Mas, interrogo-me, por que peregrina razão se espanta a nossa civilização com a palavra do argentino Bergoglio?... Que há de novo nos seus rasgos de veemente interpelação ao mundo, aos poderosos, aos políticos e, sobretudo, aos cardeais da corte vaticana, à Igreja total?... Não vejo outra resposta senão a da inércia, da ignorância, melhor dito, do absoluto desconhecimento, por acção e omissão. Ao longo dos séculos, a inércia dos homens e o ardil dos manipuladores encarregaram-se de esconder aos olhos do povo a página que é publicamente exposta neste fim-de-semana diante de quem queira ler com olhos de ver.
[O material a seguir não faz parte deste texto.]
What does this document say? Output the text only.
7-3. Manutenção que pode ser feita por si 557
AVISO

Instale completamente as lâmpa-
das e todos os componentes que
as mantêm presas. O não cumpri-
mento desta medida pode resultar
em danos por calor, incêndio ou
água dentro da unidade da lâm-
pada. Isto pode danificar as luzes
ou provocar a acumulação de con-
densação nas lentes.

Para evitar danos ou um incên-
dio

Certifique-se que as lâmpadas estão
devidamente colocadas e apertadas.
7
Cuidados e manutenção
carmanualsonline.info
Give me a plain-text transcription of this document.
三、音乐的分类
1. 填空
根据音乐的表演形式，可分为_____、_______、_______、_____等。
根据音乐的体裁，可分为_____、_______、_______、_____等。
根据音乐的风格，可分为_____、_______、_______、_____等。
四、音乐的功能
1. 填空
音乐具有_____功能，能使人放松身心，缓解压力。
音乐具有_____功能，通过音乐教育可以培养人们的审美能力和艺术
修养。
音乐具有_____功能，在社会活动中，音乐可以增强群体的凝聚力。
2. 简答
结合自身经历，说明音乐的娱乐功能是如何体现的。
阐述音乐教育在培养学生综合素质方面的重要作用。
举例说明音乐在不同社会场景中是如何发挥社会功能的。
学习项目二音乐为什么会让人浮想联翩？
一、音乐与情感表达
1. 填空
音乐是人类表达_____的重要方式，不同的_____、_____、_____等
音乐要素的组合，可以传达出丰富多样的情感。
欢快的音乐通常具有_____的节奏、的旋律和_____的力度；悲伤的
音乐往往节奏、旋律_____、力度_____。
É do capítulo 23 de Mateus Evangelista.
Foi duro, corrosivo e sem tréguas o conflito sócio-religioso de Jesus de Nazaré com as hierarquias sacro-políticas reinantes, mais acérrimo, porém, com os titulares do Templo de Jerusalém. Não há equivalência possível entre essa época e a actual. Compaginando os dados históricos, os corifeus dominadores da sociedade de então, alguns deles rivais entre si, uniram-se num único projecto comum: calar aquela voz, liquidar aquele ‘estorvo’ provocador da comunidade judaica. Era esse o desígnio ‘constitucional’ do monstro de duas cabeças: o poder político e o poder religioso.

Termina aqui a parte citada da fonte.